HOUSTON, Texas—Interim data from a trial of relatively high-dose irinotecan (Camptosar) given every 3 weeks show that the regimen can be tolerated and has substantial activity in relapsed aggressive or indolent non-Hodgkin’s lymphomas (NHL). Andreas H. Sarris, MD, PhD, associate internist in the Department of Lymphoma and Myeloma at the University of Texas M. D. Anderson Cancer Center in Houston, Texas, discussed the ongoing study. "Irinotecan weekly schedules have been associated with both early and delayed diarrhea, which is often dose limiting. Recent studies have demonstrated that 300 mg/m² IV every 21 days is active and tolerated in patients with colon cancer," Dr. Sarris said.

The phase II study Dr. Sarris described enrolled patients with relapsed or refractory aggressive NHL, relapsed indolent NHL, and relapsed or refractory mantle cell NHL. Refractory disease was defined as showing no response to initial treatment. Dr. Sarris said that refractory NHL has a particularly poor prognosis and so was separated from relapsed NHL in this study. Patients could have had no more than two prior regimens and no prior stem-cell or bone marrow transplantation.
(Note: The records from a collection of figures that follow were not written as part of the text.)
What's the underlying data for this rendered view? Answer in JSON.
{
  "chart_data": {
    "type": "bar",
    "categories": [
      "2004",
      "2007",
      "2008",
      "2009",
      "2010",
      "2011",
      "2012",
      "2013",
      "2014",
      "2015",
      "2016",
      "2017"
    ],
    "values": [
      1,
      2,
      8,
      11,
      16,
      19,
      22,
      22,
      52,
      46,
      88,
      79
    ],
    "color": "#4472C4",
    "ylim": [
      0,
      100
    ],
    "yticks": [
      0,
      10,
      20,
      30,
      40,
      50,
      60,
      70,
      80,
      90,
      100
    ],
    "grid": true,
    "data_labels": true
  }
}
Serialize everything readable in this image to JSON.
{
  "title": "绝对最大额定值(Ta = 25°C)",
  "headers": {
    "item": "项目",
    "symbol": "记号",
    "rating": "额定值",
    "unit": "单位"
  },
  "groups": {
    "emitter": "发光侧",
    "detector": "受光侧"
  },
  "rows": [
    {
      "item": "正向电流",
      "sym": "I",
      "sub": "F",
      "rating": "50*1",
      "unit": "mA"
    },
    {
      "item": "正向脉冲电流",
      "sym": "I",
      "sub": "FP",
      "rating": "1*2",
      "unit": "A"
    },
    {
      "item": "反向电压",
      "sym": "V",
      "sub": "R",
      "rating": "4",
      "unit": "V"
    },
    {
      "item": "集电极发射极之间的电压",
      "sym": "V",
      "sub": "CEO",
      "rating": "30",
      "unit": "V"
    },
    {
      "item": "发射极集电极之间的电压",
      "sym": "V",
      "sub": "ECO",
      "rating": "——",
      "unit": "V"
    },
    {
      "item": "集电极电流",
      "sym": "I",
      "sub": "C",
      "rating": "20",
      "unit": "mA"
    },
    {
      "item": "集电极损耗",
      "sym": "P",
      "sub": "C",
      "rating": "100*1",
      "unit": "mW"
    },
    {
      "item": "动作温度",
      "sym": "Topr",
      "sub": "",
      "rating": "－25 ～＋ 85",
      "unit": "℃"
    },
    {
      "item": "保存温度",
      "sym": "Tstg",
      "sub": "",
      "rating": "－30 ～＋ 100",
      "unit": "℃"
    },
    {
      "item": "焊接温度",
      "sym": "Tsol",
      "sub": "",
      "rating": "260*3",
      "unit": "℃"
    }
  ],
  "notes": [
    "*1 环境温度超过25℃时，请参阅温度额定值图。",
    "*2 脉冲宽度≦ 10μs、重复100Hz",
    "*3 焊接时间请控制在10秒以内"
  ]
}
Baseline staging was done within 3 weeks of treatment. Irinotecan was given at 300 mg/m² IV every 21 days, and patients had complete restaging every two courses. Patients with complete or partial responses after two courses received up to six courses of irinotecan.

Promising Results

Dr. Sarris reported data for 22 evaluable patients. This included 5 with indolent lymphomas, 11 with aggressive relapsed lymphomas, 3 with aggressive refractory lymphomas, and 3 with mantle cell lymphomas. Eleven of 20 patients had elevated lactate dehydrogenase (LDH) levels at baseline. Five of 19 had b2-microglobulin greater than 3.0 mg/dL at baseline. "This was not a good-prognosis population," Dr. Sarris said.

Irinotecan produced complete or partial responses in 43% of patients with indolent lymphomas, 44% of patients with relapsed aggressive lymphomas, 20% of patients with refractory aggressive lymphomas, but none of the patients with mantle cell lymphomas.
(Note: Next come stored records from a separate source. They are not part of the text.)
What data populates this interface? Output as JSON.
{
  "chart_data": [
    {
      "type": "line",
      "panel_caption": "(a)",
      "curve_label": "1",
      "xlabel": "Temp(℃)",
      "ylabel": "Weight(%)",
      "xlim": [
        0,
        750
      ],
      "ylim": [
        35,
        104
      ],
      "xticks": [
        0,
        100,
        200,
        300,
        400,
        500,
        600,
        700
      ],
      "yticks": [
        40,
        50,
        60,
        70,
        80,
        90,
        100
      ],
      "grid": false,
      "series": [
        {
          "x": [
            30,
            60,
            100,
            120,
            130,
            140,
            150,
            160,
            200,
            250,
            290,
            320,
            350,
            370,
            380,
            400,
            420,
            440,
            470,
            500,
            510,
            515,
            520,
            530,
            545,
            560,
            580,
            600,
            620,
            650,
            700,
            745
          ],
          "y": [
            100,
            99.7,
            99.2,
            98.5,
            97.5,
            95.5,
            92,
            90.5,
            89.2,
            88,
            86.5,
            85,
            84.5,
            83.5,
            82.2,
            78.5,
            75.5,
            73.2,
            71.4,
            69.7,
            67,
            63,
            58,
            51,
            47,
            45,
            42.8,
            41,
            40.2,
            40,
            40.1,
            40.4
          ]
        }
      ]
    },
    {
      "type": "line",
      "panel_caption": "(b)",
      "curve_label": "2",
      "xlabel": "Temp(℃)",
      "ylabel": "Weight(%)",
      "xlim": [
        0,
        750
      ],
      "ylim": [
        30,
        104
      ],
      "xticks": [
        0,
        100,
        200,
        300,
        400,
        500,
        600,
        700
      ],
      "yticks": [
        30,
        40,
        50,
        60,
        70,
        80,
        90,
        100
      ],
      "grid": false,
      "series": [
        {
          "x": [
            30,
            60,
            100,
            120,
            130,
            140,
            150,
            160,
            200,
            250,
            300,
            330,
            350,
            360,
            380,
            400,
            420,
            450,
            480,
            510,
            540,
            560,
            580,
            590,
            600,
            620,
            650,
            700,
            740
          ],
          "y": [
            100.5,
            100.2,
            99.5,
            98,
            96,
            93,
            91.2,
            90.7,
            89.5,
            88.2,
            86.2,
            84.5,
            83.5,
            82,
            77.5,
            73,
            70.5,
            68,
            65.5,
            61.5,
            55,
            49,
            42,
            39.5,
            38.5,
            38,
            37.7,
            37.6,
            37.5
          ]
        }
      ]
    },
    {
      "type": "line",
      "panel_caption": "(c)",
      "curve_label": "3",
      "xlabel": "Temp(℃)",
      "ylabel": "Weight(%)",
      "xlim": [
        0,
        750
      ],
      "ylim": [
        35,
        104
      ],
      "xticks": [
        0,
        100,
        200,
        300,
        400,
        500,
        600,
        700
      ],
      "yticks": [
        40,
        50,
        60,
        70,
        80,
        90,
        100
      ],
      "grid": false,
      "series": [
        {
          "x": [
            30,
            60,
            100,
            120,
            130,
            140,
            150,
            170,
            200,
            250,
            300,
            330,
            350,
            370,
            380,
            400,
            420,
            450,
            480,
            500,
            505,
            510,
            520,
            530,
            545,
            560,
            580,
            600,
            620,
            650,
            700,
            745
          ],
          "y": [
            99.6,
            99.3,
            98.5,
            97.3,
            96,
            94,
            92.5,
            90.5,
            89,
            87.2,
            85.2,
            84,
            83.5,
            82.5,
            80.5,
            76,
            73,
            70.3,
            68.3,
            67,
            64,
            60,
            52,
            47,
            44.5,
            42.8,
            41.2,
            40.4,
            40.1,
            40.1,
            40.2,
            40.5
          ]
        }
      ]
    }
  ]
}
"Median duration of response was 6 months, so these were not short-lived responses but also were not a cure," Dr. Sarris said.

The main grade 3 toxicities were diarrhea (9%), neutropenic fevers (6%), neutropenia (40%, including 12% of patients with absolute neutrophil counts less than 100 cells/µL) thrombocytopenia (17%), dehydration (4%) and anorexia (2%). One toxic death occurred.

"Our conclusion so far is that patients can take this irinotecan dose safely," Dr. Sarris said. "French investigators have given even higher doses. The diarrhea and myelosuppression are manageable, and irinotecan shows promising activity in relapsed aggressive or indolent NHL."